Increased concern about injuries is being backed up by recent research from Massey University.
Alden Williams/Fairfax NZ
Good, who played 28 games for the Turbos and 19 for Poverty Bay, said he knew almost nothing about concussion when he was playing.
But he quickly became aware of the symptoms as they started to affect his every day life.
From headaches, to lack of concentration, to struggling with vision at night and mood swings, he said the 18 months following the injury was a frustrating time.
"If you Google concussion symptoms, I pretty much would have ticked the box all the way through," he said. "It was really tough during that time, not just for me but for the people around me."
His decision to retire took into account the damage he could do to himself in the future if he was to return to the field.
"It was hard not being able to retire on my terms, but I had to think about the family and my long term health."
The university research, done by health psychology graduate Virginia Westerberg, looked into 7000 cases of traumatic injury at Palmerston North Hospital's emergency department from the past 10 years.

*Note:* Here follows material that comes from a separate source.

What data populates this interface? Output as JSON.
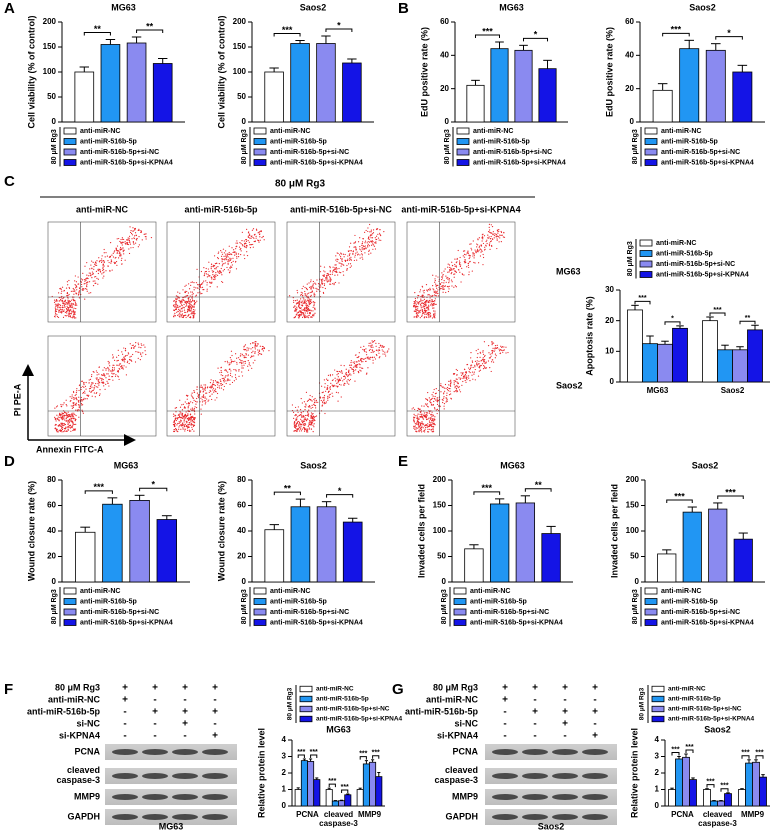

Westerberg found 73 per cent of those who suffered from dementia had experienced a traumatic injury requiring an emergency department visit, which included injuries in any area; not just head injuries. This was higher than those in the control group.
Westerberg, a keen horse rider and taekwondo enthusiast, said people just needed to be aware of the risks of their sport.
However, she was surprised by the lack of interest in her research from sports organisations, and many claimed they did not keep relevant records or claimed privacy issues.
"People ask me, 'are you telling people that they shouldn't be playing sport?' If the alternative is sitting on the couch, eating junk food and watching reality TV; it's so much more dangerous to sit at home doing nothing."
Good, who now coaches Feilding Old Boys-Oroua and the Manawatu Development XV, was confident rugby was taking the right steps to educate players and coaches about the full impact of concussion and the potential impact once they retire.
The Manawatu Rugby Union's concussion policy, which is in its second year, requires players who are concussed to take a 21-day stand down - or 23 days for under 18s.
Westerberg said in the professional game, clubs were aptly cautious, however it was important amateur players were also cautious.
Community rugby manager Ben Koch, 26, who retired from club rugby this year due to concussions, said the stand down period gave them a way to monitor players who pick up concussions.
"The reason we put that in place is so that we had a mechanism by which we could remove a player if we thought they were doing any risks by them continuing to play," he said.
But the stand down period also meant some players might try to hide their symptoms.
Good said the responsibility to protect those players was on their coaches, teammates and family.
"You are always going to find individuals who are stubborn and try and hide their symptoms, but that is silly," he said. "Hopefully people around them can see the trauma that they have taken and take the decision out of their hands."